A year later the case is being made to cut and shift funding from the department. This reflects a sea change nationally in attitudes toward police departments but local decisions about police funding should reflect local realities.
At a contentious budget hearing on Monday night, the City Council voted 8-3 to shift $85,000 from the department's patrol line item to sign contracts with two more crisis clinicians. ("Pittsfield City Council OKs $100K cut to police budget; other funds shifted," Eagle, June 17.) The crisis clinicians will likely prove to be beneficial and will not adversely affect the city's relationship with the Brien Center, but the proposal evidently caught Chief of Police Michael Wynn off guard. The department has been trying to maintain patrols in response to the concerns of inner city residents.

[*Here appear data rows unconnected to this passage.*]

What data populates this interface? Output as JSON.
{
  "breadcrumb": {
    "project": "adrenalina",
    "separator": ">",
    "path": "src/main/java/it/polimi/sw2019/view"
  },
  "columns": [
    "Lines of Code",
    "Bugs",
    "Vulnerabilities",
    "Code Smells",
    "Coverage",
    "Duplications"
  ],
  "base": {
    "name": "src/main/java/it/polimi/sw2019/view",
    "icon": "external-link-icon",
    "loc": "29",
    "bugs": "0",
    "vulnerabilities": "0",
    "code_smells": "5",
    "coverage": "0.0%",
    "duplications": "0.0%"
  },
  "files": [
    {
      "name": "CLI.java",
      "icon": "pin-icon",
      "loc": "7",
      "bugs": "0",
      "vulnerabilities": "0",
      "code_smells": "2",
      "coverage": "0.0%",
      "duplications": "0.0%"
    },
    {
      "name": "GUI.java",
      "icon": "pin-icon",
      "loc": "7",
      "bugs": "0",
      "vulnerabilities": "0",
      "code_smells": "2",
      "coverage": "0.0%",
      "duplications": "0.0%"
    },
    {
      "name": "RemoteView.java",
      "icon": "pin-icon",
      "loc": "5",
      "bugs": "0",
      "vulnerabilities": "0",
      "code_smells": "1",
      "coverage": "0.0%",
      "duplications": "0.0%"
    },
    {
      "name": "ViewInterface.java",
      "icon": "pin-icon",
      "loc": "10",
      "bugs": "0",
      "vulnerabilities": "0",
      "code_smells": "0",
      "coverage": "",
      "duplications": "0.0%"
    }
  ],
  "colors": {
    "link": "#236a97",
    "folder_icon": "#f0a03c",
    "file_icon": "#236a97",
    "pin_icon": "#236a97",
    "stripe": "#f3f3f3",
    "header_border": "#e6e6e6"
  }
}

There is logic to some cuts made in the Police Department budget, such as in the overtime account for special events at a time when special events have been cancelled or postponed because of the COVID-19 pandemic. The economic hit of the pandemic means that Mayor Tyer and the City Council must come up with as lean a budget as possible. But the deeper cuts put forth by Councilor Helen Moon, including $275,000 to the department's overtime account, were excessive.
Councilor Moon said that the "black and brown community" has asked the City Council to reallocate police department funds to serve the most vulnerable, but it is that specific community that has demanded increased police protection in light of gun violence that has marred their neighborhoods. When her proposals were rejected, Ms. Moon accused councilors of a lack of courage in not living up to "what they're saying, that black lives matter," an unfair assessment that Earl Persip III, the only African-American on the City Council, said he found insulting.

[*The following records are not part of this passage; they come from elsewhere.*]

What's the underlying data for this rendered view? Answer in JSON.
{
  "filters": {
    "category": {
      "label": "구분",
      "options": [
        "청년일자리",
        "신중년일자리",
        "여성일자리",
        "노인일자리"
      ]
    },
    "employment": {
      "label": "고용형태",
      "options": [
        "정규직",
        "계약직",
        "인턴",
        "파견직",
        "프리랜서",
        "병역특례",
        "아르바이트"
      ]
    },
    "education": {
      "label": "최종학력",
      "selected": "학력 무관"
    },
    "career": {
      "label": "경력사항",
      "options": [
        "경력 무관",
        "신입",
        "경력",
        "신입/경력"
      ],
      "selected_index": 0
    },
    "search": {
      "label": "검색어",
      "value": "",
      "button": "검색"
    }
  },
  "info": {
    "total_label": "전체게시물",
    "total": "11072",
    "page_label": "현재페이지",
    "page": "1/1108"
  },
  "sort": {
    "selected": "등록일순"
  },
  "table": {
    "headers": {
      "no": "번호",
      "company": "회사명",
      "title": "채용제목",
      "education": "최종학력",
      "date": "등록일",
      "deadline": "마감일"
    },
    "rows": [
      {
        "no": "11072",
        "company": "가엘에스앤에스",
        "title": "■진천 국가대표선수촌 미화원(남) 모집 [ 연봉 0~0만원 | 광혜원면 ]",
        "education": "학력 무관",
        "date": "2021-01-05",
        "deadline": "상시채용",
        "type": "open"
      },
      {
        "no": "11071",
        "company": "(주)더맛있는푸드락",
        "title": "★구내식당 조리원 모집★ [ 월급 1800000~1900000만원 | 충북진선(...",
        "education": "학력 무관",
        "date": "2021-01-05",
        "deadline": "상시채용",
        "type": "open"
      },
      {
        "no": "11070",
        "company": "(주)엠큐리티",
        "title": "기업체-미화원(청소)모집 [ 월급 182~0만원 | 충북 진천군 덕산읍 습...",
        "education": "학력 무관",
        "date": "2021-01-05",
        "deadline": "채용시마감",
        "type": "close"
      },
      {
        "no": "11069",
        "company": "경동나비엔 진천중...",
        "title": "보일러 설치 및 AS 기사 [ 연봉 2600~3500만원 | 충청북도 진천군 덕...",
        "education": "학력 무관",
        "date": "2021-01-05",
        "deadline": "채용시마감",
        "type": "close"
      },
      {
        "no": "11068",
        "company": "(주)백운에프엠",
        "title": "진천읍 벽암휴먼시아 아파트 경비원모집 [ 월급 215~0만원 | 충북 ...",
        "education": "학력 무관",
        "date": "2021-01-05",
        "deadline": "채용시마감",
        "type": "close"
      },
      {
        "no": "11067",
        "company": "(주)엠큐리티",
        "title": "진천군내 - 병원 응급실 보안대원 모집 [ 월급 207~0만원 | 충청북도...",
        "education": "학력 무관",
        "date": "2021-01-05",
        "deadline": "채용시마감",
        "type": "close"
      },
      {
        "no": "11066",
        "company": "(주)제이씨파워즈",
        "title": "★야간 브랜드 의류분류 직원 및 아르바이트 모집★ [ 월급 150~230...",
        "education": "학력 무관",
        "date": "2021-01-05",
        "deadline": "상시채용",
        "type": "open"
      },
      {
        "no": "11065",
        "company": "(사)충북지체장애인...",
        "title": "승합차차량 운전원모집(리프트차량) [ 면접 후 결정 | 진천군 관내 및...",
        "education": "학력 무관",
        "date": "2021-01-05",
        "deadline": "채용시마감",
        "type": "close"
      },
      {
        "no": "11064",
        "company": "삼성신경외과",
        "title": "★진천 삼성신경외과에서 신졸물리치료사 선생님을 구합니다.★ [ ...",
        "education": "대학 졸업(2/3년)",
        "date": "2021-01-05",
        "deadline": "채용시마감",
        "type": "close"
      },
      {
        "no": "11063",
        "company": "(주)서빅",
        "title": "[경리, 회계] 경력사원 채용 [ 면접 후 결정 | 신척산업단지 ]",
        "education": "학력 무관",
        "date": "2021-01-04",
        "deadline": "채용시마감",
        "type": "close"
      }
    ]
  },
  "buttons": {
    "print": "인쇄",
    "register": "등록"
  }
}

The brutal killing of George Floyd by a Minneapolis police officer sparked national outrage and a demand for an end to police brutality targeted at black men. Other incidents, such as the shooting of Rayshard Brooks by an Atlanta police officer, have stoked this justifiable outrage. It has led to peaceful protest matches and rallies and unhappily some looting and destruction.
This outrage, unfortunately, has also triggered a movement to defund the police, which would be counterproductive and fail address the core problems. Reform is necessary,and should emerge along the lines of the measures proposed by N.Y. Gov. Andrew Cuomo that increase accountability and address institutional racism.
If city officials believe that the Pittsfield Police Department needs reform they should offer the appropriate measures. But they should be careful not to respond to understandable national anger about police brutality with budget cuts that will only hinder the department's ability to protect and serve the city.